Amazon EMR
Management Guide

Architecture of SAML-Enabled Single Sign-On and Fine-Grained Access Control

The following diagram illustrates the architecture of SAML-enabled single sign-on and fine-grained access control with Lake Formation and Amazon EMR.

  1. An unauthenticated user uses the proxy agent to access EMR notebook or Zeppelin. The user is redirected to your organization’s Identity Provider (IdP) sign-on page.

  2. The IdP verifies the user's identity in your organization.

  3. The IdP generates a SAML authentication response that includes assertions that identify the user and include attributes about the user.

  4. The client browser posts the SAML assertion to the proxy agent.

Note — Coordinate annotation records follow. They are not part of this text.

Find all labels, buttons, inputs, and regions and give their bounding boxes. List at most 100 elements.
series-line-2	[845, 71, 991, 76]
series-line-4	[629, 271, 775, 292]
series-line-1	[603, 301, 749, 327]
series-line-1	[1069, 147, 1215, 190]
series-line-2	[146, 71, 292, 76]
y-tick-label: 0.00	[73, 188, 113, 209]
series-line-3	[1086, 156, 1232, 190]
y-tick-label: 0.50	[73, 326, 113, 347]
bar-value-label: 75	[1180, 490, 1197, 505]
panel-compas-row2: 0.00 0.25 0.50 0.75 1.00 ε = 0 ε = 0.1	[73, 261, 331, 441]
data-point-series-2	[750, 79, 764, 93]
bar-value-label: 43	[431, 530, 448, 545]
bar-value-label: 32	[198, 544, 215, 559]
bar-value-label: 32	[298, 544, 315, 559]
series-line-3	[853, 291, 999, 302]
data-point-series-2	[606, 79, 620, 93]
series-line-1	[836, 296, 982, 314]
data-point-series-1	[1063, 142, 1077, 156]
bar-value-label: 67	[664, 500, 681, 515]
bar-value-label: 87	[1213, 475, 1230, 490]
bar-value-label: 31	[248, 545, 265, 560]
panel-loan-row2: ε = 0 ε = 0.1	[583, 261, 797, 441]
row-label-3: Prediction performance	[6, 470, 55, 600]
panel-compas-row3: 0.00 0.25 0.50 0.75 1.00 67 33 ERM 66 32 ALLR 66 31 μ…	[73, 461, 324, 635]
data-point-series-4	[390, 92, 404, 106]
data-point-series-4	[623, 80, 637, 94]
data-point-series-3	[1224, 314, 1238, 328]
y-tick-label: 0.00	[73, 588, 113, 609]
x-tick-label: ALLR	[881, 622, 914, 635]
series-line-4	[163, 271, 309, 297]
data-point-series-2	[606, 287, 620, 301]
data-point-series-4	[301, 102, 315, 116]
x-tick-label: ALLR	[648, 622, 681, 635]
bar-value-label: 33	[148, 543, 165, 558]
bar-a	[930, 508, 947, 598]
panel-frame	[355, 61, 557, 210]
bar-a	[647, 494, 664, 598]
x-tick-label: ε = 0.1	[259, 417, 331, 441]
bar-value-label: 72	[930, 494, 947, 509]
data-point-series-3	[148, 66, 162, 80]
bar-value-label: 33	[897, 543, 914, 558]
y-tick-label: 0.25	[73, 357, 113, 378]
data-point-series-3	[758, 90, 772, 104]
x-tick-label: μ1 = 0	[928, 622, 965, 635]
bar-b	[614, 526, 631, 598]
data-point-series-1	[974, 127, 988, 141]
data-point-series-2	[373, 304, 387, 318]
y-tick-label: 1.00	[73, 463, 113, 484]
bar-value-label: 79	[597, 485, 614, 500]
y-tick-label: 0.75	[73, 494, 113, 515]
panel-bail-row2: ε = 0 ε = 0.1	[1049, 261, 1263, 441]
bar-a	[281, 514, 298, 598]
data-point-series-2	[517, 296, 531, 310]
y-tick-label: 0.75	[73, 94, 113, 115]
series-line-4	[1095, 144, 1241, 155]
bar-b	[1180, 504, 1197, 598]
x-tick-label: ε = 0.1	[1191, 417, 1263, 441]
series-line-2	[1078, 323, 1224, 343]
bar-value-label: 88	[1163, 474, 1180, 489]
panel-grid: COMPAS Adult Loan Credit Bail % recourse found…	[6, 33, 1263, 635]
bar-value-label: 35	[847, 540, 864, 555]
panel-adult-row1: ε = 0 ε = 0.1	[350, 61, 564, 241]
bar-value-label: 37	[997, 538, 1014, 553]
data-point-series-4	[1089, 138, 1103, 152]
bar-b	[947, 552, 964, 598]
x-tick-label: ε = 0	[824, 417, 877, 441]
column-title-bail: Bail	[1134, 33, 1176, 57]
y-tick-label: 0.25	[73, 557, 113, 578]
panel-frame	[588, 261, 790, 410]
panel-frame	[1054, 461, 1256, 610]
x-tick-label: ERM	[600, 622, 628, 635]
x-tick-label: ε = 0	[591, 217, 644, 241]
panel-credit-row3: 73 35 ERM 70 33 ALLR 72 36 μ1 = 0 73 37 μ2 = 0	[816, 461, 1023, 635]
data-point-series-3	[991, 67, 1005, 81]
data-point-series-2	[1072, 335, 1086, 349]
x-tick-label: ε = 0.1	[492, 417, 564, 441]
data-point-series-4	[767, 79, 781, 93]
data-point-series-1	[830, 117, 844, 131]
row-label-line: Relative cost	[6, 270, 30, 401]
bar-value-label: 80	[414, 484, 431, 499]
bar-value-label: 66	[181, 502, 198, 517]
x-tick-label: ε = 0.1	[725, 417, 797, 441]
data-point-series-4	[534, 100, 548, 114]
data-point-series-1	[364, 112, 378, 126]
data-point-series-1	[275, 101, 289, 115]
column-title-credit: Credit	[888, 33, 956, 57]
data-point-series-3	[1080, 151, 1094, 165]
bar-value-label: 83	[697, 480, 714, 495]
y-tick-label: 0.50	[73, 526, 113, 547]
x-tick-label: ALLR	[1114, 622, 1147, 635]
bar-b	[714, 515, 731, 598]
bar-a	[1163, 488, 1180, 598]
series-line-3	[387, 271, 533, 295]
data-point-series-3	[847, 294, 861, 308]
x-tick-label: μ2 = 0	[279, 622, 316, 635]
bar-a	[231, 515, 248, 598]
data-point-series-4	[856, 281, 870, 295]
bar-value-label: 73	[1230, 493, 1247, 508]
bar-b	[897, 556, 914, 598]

  5. The proxy agent requests user-specific temporary security credentials from AWS Lake Formation on behalf of the user. The temporary security credentials are sent back to the proxy agent.

  6. The proxy agent stores the user-specific temporary security credentials in the secret agent. The secret agent sends the temporary user credentials to the secret agents in core and task nodes.

  7. The proxy agent enables successful user login.

  8. When the user runs a Spark job by using the EMR notebook or Zeppelin, the record server calls the secret agent to obtain temporary user credentials.

  9. The record server reads and filters data from Amazon S3 based on the policies defined in Lake Formation.

From the user's perspective, this process happens transparently. The user starts at your organization's authentication page and ends up at the EMR notebook or Zeppelin through the browser without ever having to supply any AWS credentials.